(Reuters) - Forest Laboratories Inc said Howard Solomon, its chief executive of more than 35 years, will retire at the end of this year, capping a tenure that saw the company morph from a small generic and vitamins maker to a $10 billion corporation.
Solomon will continue in the chairman role until the annual shareholder meeting in 2014, the company said.
Forest Labs, which was in a bitter proxy battle with activist investor Carl Icahn last year, said it has been evaluating internal and external candidates for the top job.
The company adopted a shareholder rights plan last August year after Icahn built up a more than 10 percent stake in the company and won one of four board seats that he sought at the company.
Icahn has criticized the company for being ill-prepared to generate new growth as generic competition curtails revenue from two of its biggest-selling treatments - Lexapro for depression and Namenda for Alzheimer's disease.
He also accused the company of hiding information from shareholders that could show it was trying to deter potential acquirers and expressed concerns about the company receiving warning letters from the U.S. Food and Drug Administration about unethical practices by its sales representatives.
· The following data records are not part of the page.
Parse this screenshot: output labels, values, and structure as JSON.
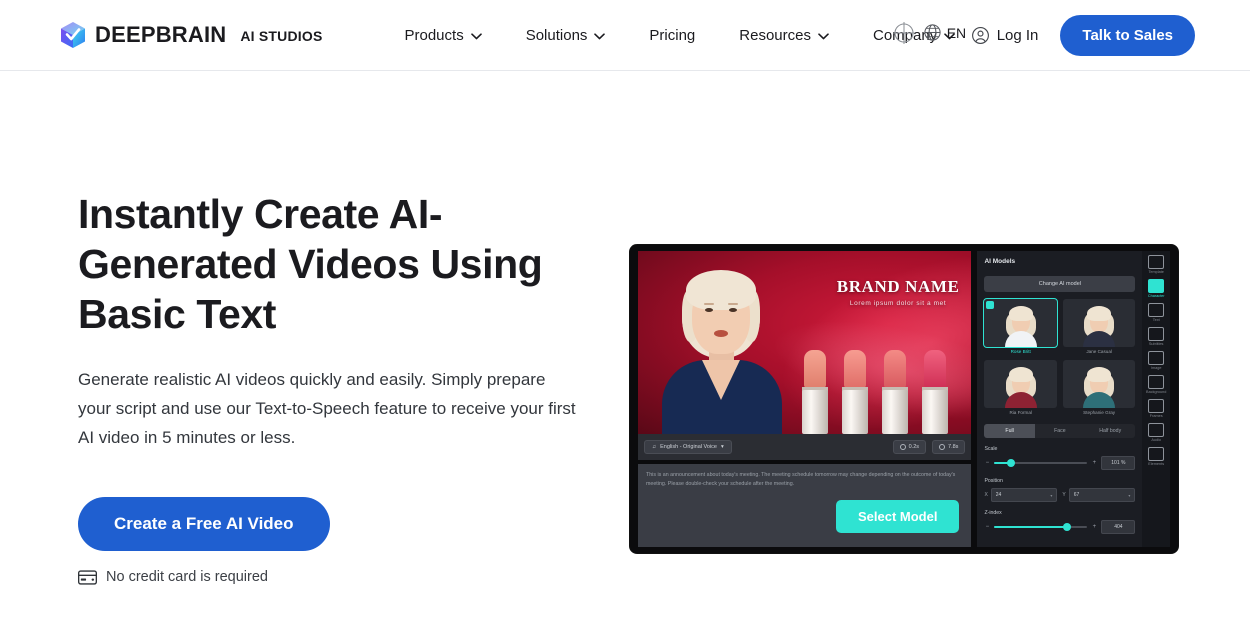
{
  "header": {
    "brand": {
      "name": "DEEPBRAIN",
      "suffix": "AI STUDIOS",
      "icon": "cube-logo-icon"
    },
    "nav": [
      {
        "label": "Products",
        "has_caret": true
      },
      {
        "label": "Solutions",
        "has_caret": true
      },
      {
        "label": "Pricing",
        "has_caret": false
      },
      {
        "label": "Resources",
        "has_caret": true
      },
      {
        "label": "Company",
        "has_caret": true
      }
    ],
    "language": {
      "label": "EN",
      "icon": "globe-icon"
    },
    "login": {
      "label": "Log In",
      "icon": "user-circle-icon"
    },
    "cta": {
      "label": "Talk to Sales",
      "color": "#1f5fd0"
    }
  },
  "hero": {
    "headline": "Instantly Create AI-Generated Videos Using Basic Text",
    "subcopy": "Generate realistic AI videos quickly and easily. Simply prepare your script and use our Text-to-Speech feature to receive your first AI video in 5 minutes or less.",
    "cta_label": "Create a Free AI Video",
    "note": "No credit card is required",
    "note_icon": "credit-card-icon"
  },
  "product_shot": {
    "stage": {
      "brand_title": "BRAND NAME",
      "brand_subtitle": "Lorem ipsum dolor sit a met"
    },
    "toolbar": {
      "voice_chip": "English - Original Voice",
      "duration_chip": "0.2s",
      "total_chip": "7.8s"
    },
    "script_text": "This is an announcement about today's meeting. The meeting schedule tomorrow may change depending on the outcome of today's meeting. Please double-check your schedule after the meeting.",
    "select_model_button": "Select Model",
    "panel": {
      "title": "AI Models",
      "change_button": "Change AI model",
      "models": [
        {
          "name": "Rose Britt",
          "selected": true,
          "outfit": "#f1f3f6"
        },
        {
          "name": "Jane Casual",
          "selected": false,
          "outfit": "#2b3042"
        },
        {
          "name": "Ria Formal",
          "selected": false,
          "outfit": "#8d2233"
        },
        {
          "name": "Stephanie Gray",
          "selected": false,
          "outfit": "#2e6f78"
        }
      ],
      "segments": [
        {
          "label": "Full",
          "active": true
        },
        {
          "label": "Face",
          "active": false
        },
        {
          "label": "Half body",
          "active": false
        }
      ],
      "controls": [
        {
          "label": "Scale",
          "value": "101 %"
        },
        {
          "label": "Position",
          "x": "24",
          "y": "67"
        },
        {
          "label": "Z-index",
          "value": "404"
        }
      ]
    },
    "rail": [
      {
        "label": "Template",
        "icon": "template-icon",
        "active": false
      },
      {
        "label": "Character",
        "icon": "character-icon",
        "active": true
      },
      {
        "label": "Text",
        "icon": "text-icon",
        "active": false
      },
      {
        "label": "Subtitles",
        "icon": "subtitles-icon",
        "active": false
      },
      {
        "label": "Image",
        "icon": "image-icon",
        "active": false
      },
      {
        "label": "Background",
        "icon": "background-icon",
        "active": false
      },
      {
        "label": "Frames",
        "icon": "frames-icon",
        "active": false
      },
      {
        "label": "Audio",
        "icon": "audio-icon",
        "active": false
      },
      {
        "label": "Elements",
        "icon": "elements-icon",
        "active": false
      }
    ]
  },
  "colors": {
    "accent_blue": "#1f5fd0",
    "accent_teal": "#2fe3d2",
    "text_dark": "#1b1b1f"
  }
}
Icahn was not immediately available for comment when Reuters tried to contact him on Thursday.
"While Howard Solomon has built an unquestionably successful company, we believe disclosure of succession plans will be viewed favorably by investors and expect Forest shares to react positively to the news," J.P. Morgan analyst Chris Schott said in a note.
Solomon will stand for re-election to the board of directors at its 2014 shareholder meeting and become chairman emeritus.
The company's shares rose 2 percent to $38.30 in morning trade on the New York Stock Exchange. They touched a high of $38.98 earlier in the session.